PuroMarketing

Esta navidad acabamos de celebrar el 106 aniversario del Street Marketing ‘geolocalizado’, y de su figura más emblemática: Papá Noel.

Fue en Chicago, en 1902, cuando apareció, por primera vez, la figura de Santa Claus, como vehículo de “promoción”, en una campaña titulada “Help send Santa down 10,000 chimneys” (“Ayuda a enviar a Santa a 10.000 chimeneas”). El objetivo de aquella campaña consistió en recaudar fondos para una de las más antiguas ONGs americanas: Volunters of America.

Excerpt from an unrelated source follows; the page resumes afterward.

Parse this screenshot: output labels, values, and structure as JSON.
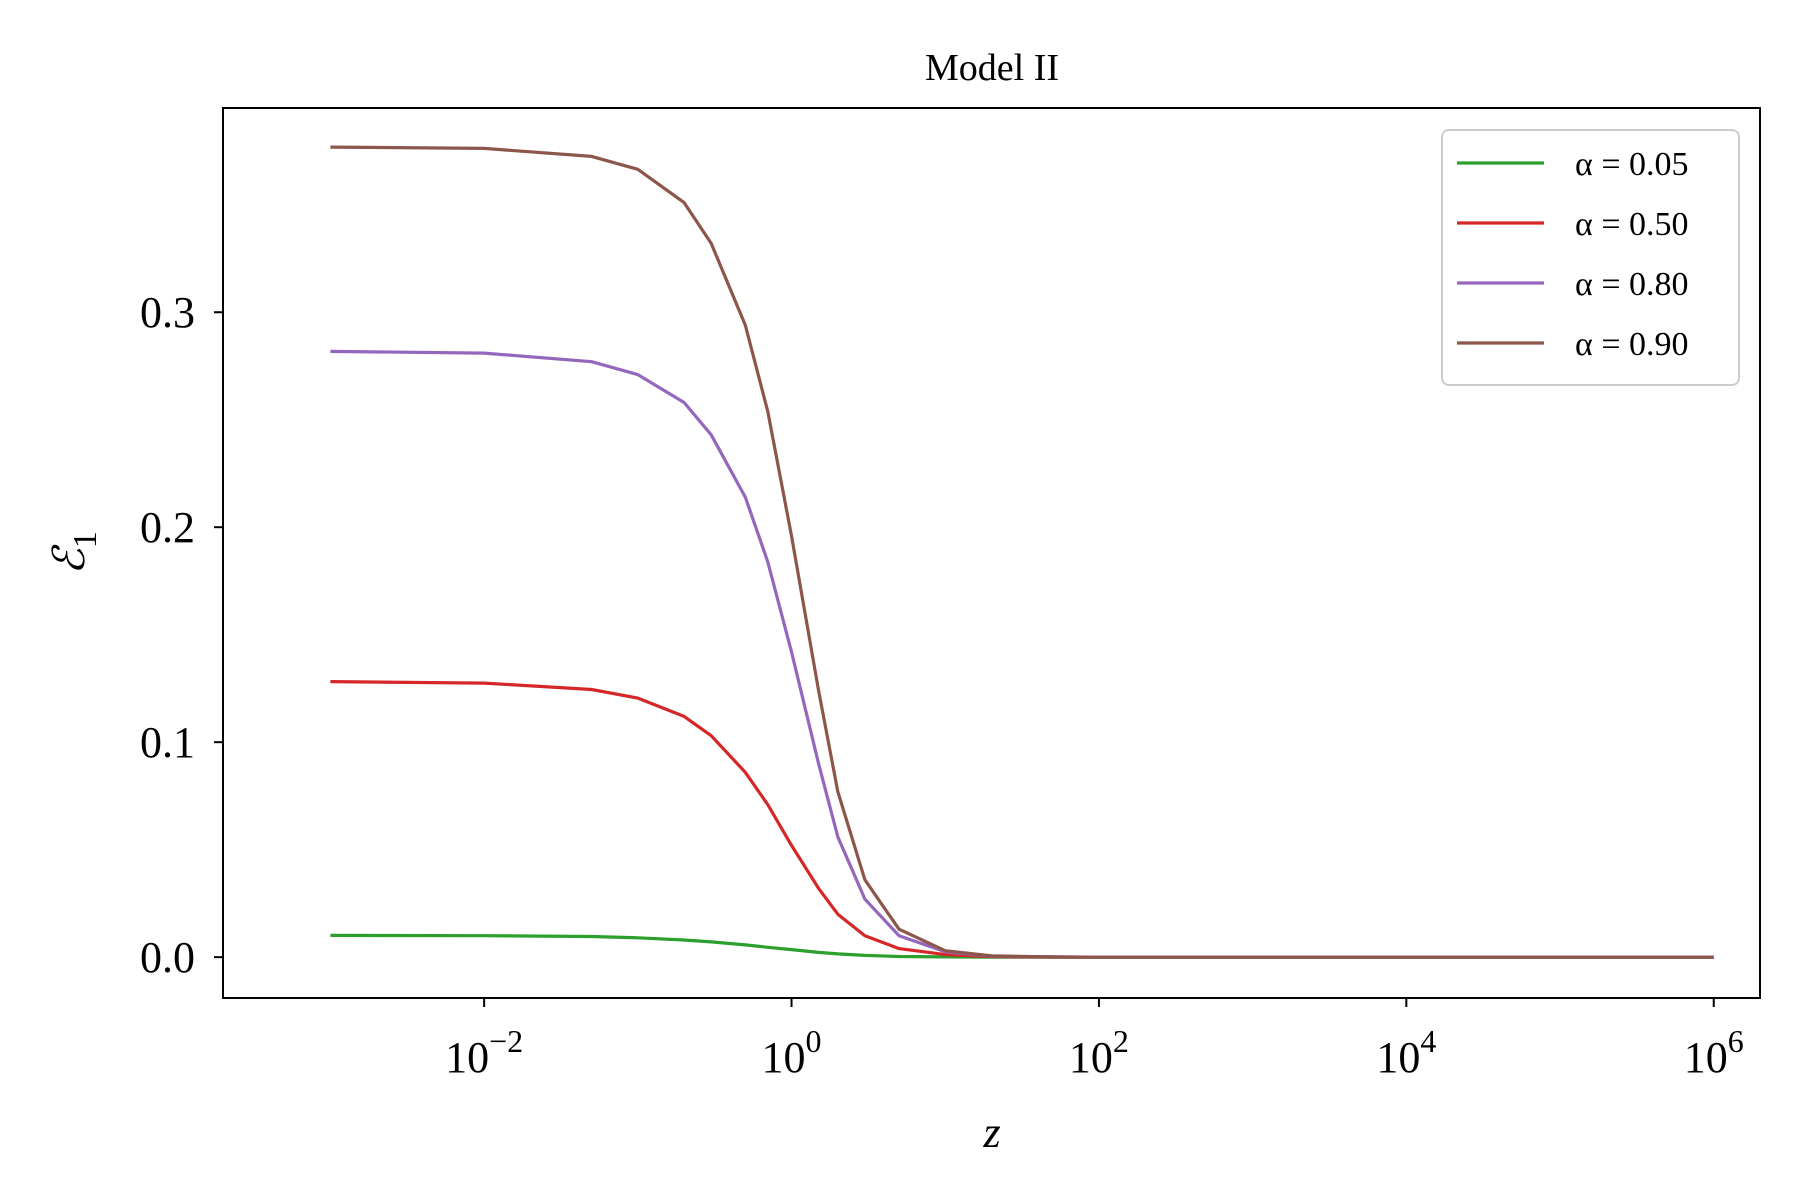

Desde entonces, cada año, este personaje barbudo hace su aparición estelar, en nuestras calles, antes de las fiestas de Navidad.

Un pionero de la ‘Geolocalización’

Entradas de centros comerciales, de grandes almacenes de juguetes, cruces de calles… El Street Marketing basado en la imagen de Santa Claus siempre fue geolocalizado.

El objetivo era bien captar la atención de los niños, y dirigir a los padres hacia la compra navideña, o bien alcanzar el máximo número de personas, en lugares de importante densidad peatonal.

¿Miedo a la novedad?

En estos tiempos de “crisis”, de índices de consumo por los suelos, de bajones de confianza por parte del consumidor…, el instinto de supervivencia empuja a las empresas a concentrarse en lo eficiente, en lo que siempre funcionó, en la vuelta a los clásicos, a lo concreto…, bajo el lema: “el periodo no está para probar novedades”.

Usar el Street marketing en su planificación es volver a una de las técnicas de promoción más antigua y eficiente.

Con más de 100 años de antigüedad, esta práctica promocional se basa en valores humanos de proximidad y de intercambio, conceptos de los cuales se están alejando algunos medios, por culpa de una cierta saturación.